Embracing texting will show that we lawyers are not fuddy-duddies

Times Online, March 2, 2007

The College of Law’s decision to alert its students of their exam results via text message is good news not merely for the SMS industry but also for the legal profession. It proves that we are not fuddy-duddies and that we move fearlessly with the times. It is also, I suspect, a harbinger of what no one at the Law Society is calling “The New Radicalism.” A secret memo thus far neither divulged nor even drafted reveals the following plan to create a legal landscape in which even email – let alone all those boring bundles of documents and letters – has become as antediluvian as Noah’s Ark.

From: Policy Review Board

To: All Important Staff

Date: Totally Contemporaneous

1. The present civil justice system is cumbersome and inefficient. Lawyers are perceived as clever but slow. It is still the case that not enough judges know who Gazza is. Most shamefully, in a recent survey only one in every 7,778 lawyers over the age of 17 knew how to send a text message.

2. Text messaging (or, as it colloquially known, ‘Short Message Surface’) has swept the world. One in every two non-lawyer adults said in the same survey that they use SMS to communicate with their friends, family and business acquaintances rather than actually speak to them. “C u l8er M8?” is apparently sent at least 17 times a night by husbands to their wives, who commonly respond by texting “No” once before texting the results of their new hairstyle to their best friend.

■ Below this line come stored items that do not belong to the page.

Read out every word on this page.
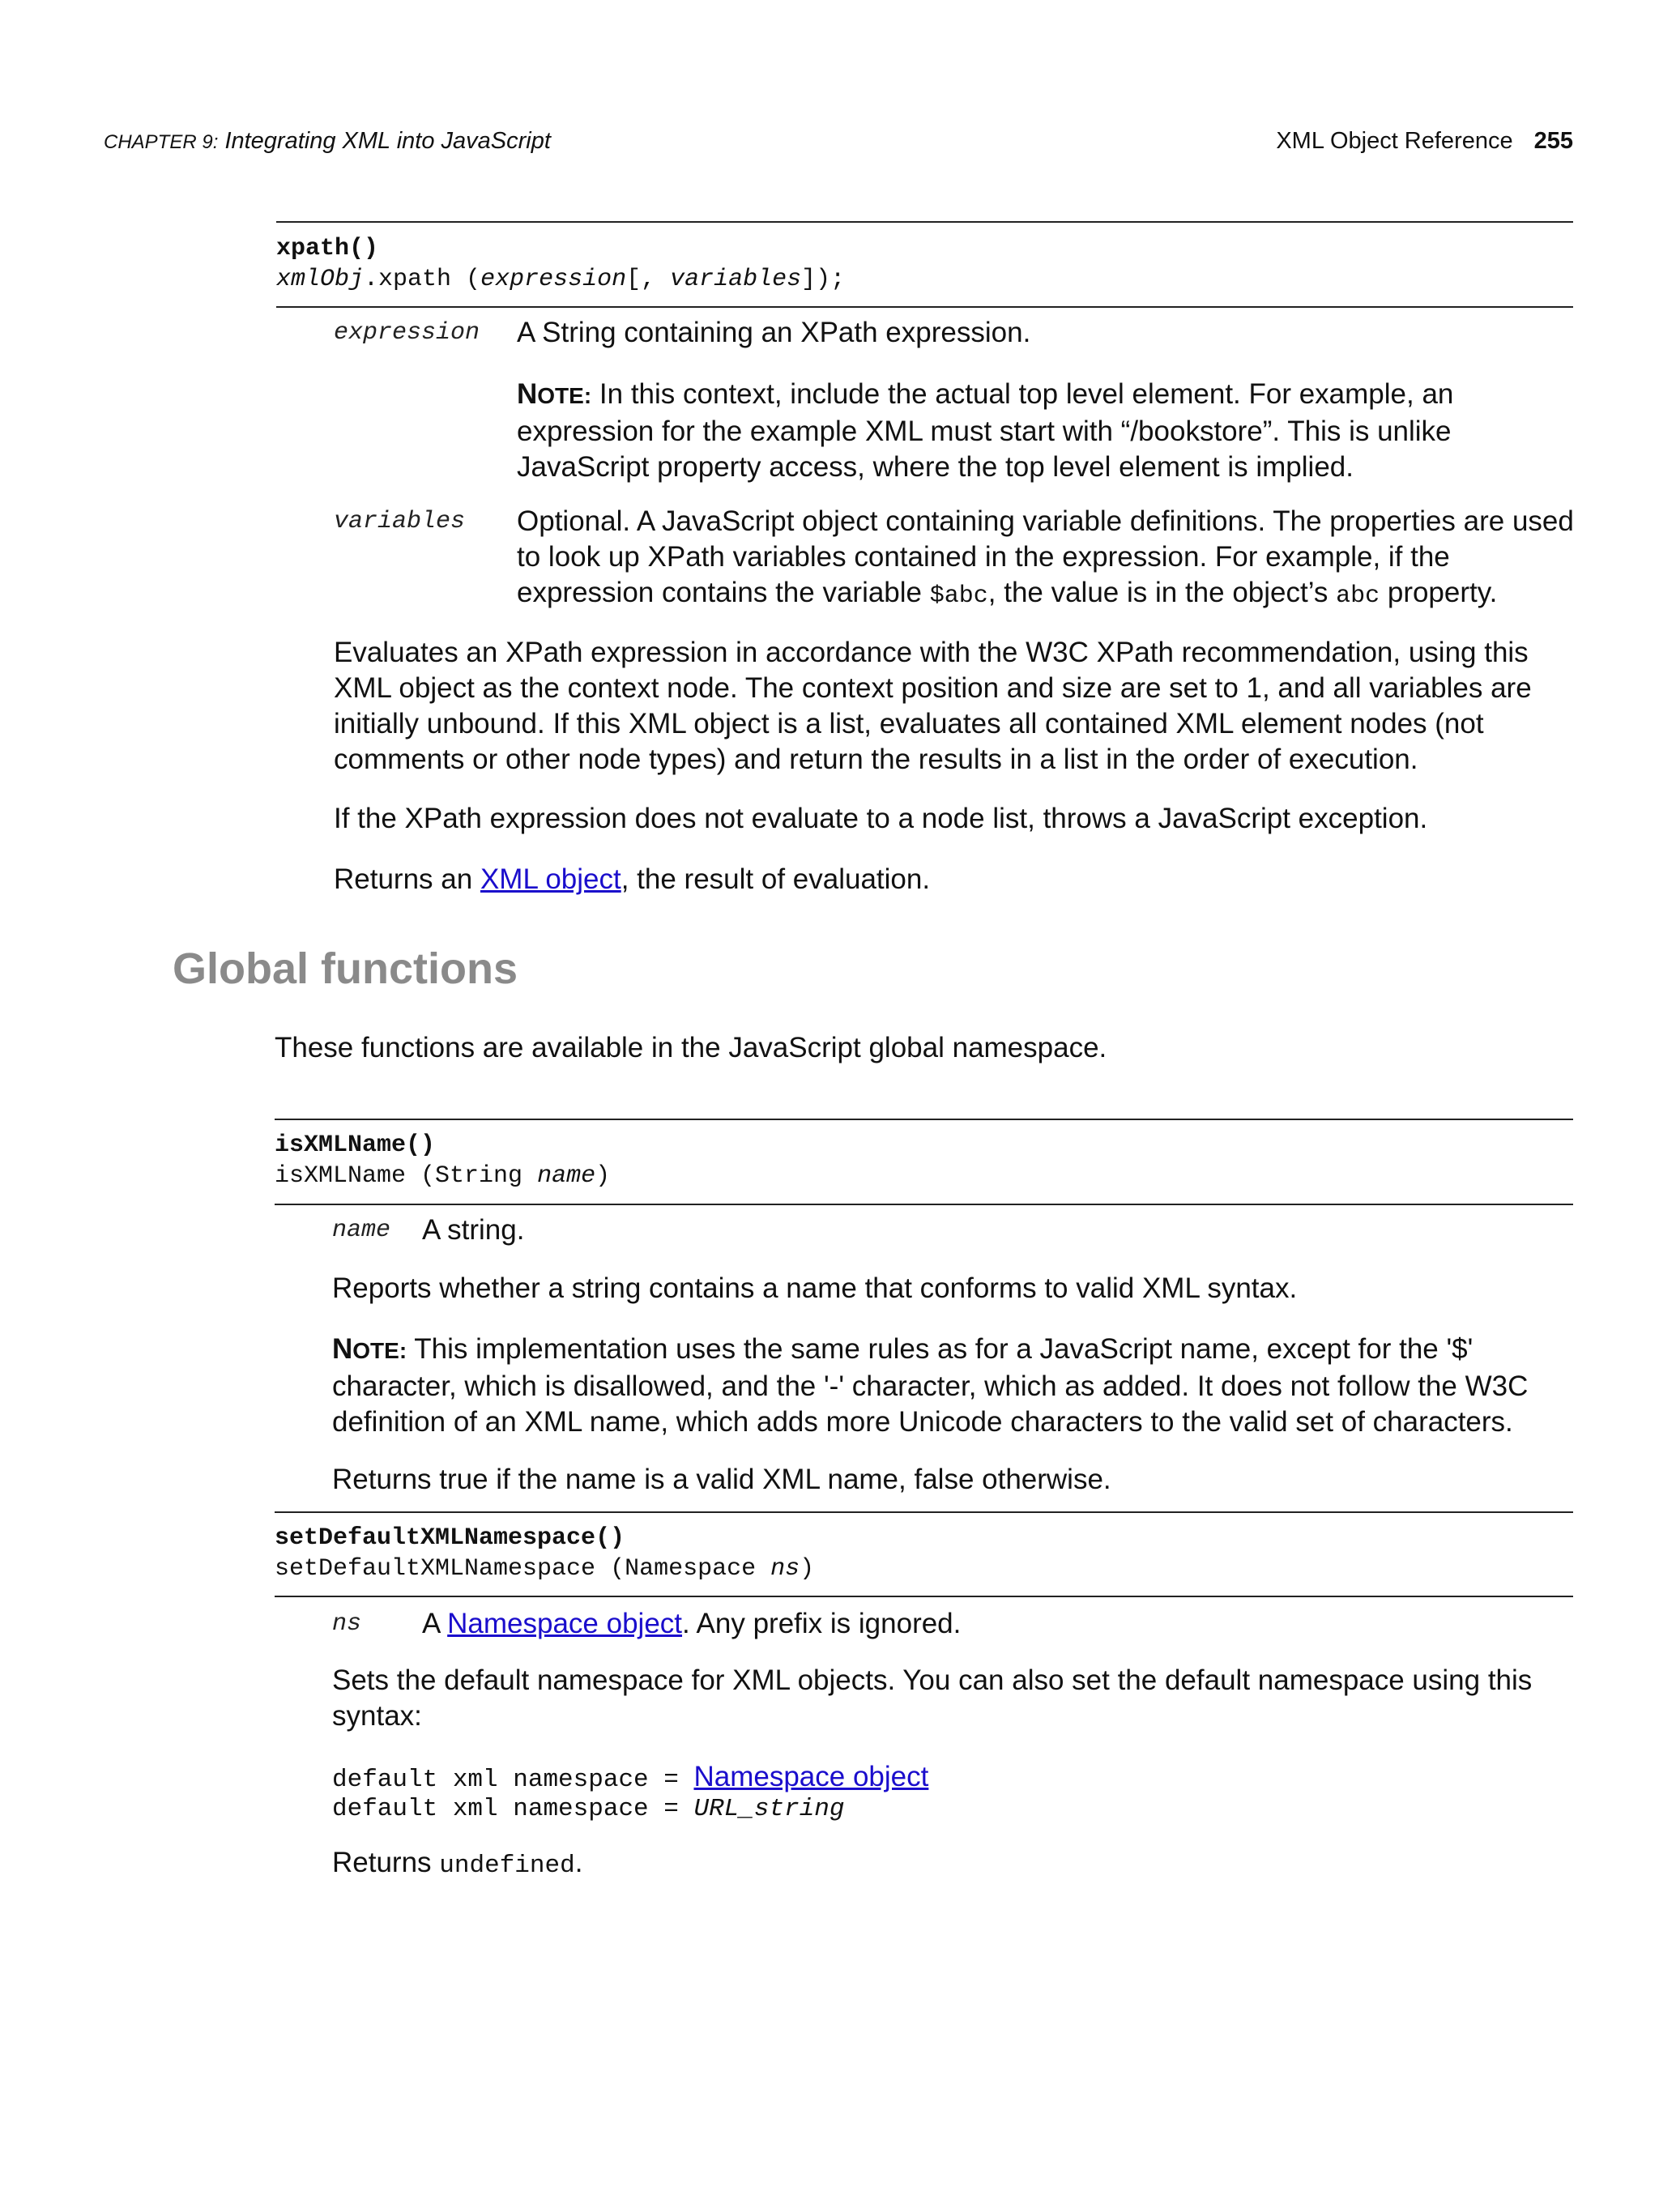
CHAPTER 9: Integrating XML into JavaScript	XML Object Reference 255
xpath()
xmlObj.xpath (expression[, variables]);
expression A String containing an XPath expression.
NOTE: In this context, include the actual top level element. For example, an expression for the example XML must start with “/bookstore”. This is unlike JavaScript property access, where the top level element is implied.
variables Optional. A JavaScript object containing variable definitions. The properties are used to look up XPath variables contained in the expression. For example, if the expression contains the variable $abc, the value is in the object’s abc property.
Evaluates an XPath expression in accordance with the W3C XPath recommendation, using this XML object as the context node. The context position and size are set to 1, and all variables are initially unbound. If this XML object is a list, evaluates all contained XML element nodes (not comments or other node types) and return the results in a list in the order of execution.
If the XPath expression does not evaluate to a node list, throws a JavaScript exception.
Returns an XML object, the result of evaluation.
Global functions
These functions are available in the JavaScript global namespace.
isXMLName()
isXMLName (String name)
name A string.
Reports whether a string contains a name that conforms to valid XML syntax.
NOTE: This implementation uses the same rules as for a JavaScript name, except for the '$' character, which is disallowed, and the '-' character, which as added. It does not follow the W3C definition of an XML name, which adds more Unicode characters to the valid set of characters.
Returns true if the name is a valid XML name, false otherwise.
setDefaultXMLNamespace()
setDefaultXMLNamespace (Namespace ns)
ns A Namespace object. Any prefix is ignored.
Sets the default namespace for XML objects. You can also set the default namespace using this syntax:
default xml namespace = Namespace object
default xml namespace = URL_string
Returns undefined.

3. In order to change both the image and efficiency of the legal system, and to take account of the changing means by which we, as sentient humans, communicate, it has been decided that text messaging will now be deployed in all circumstances bar none, save for point 10 below and the drafting of Policy Review Board memoranda (of whose existence you will henceforth be notified by text message).

4. The new system will entail a root and branch repointing of the fundamental edifices of legal thought. We are not afraid to mix our metaphors for, in text messaging, there isn’t enough space for them.

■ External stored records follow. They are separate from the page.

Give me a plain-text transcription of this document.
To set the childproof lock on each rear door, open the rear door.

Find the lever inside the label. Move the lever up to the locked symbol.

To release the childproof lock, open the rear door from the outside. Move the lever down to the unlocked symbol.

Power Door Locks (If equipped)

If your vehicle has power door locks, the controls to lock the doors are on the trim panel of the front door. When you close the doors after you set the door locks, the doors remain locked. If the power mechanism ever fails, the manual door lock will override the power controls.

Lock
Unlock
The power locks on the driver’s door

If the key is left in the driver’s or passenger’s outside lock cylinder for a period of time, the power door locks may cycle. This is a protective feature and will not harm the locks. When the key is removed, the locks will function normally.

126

5. Claim forms are henceforth abolished. It will be far speedier, not to mention appealing to the public, for lawyers to adopt simple SMS linguistics in legal proceedings. “C u in court M8” will now be used as the standard wording by which the claimant (“M8 1”) notifies the defendant (“M8 2”) of a claim. Current abbreviations may be retained, for example “P.I” will signify that M8 2 is being sued in a personal injury matter.

6. In the event that M8 2 wishes to settle a claim, his legal advisors need only send a text saying “U got me bang 2 rights.” If on the other hand M8 2 (or, if there are multiple defendants, any number of M8s) wishes to contest the claim his lawyers shall text “U c me in court? I’ll c u in court M8!”

7. Once in court, the respective M8s will be given clear directions by the judge, again by text. If the judge likes M8 1’s argument, he will text (via what is known as the “send to many” option) “nice 1 M8 1.” If the judge finds one of the legal representatives’ jokes funny (as, we would suggest, should be encouraged) he will text “LOL” to all present. All may then laugh out loud, as instructed. If he wishes to make a judgment, the judge will simply text “U win M8 1” or “U lose M8 1.”

8. N.B: Mobile phones must never be turned off in court. Failure to adhere to this rule will be inimical to the operation of justice and, as such, treated as a disciplinary offence.

9. Do not send texts notifying the Policy Review Board who Gazza is. The Policy Review Board knows of this gentleman and is currently seeking his agreement to spearhead a campaign provisionally entitled “The Law’s yr M8 – use it! Even if the beak don’t no who u is.”

10. Questions of lawyers’ costs will never be dealt with via SMS. Certain aspects of the legal profession are just fine the way they are.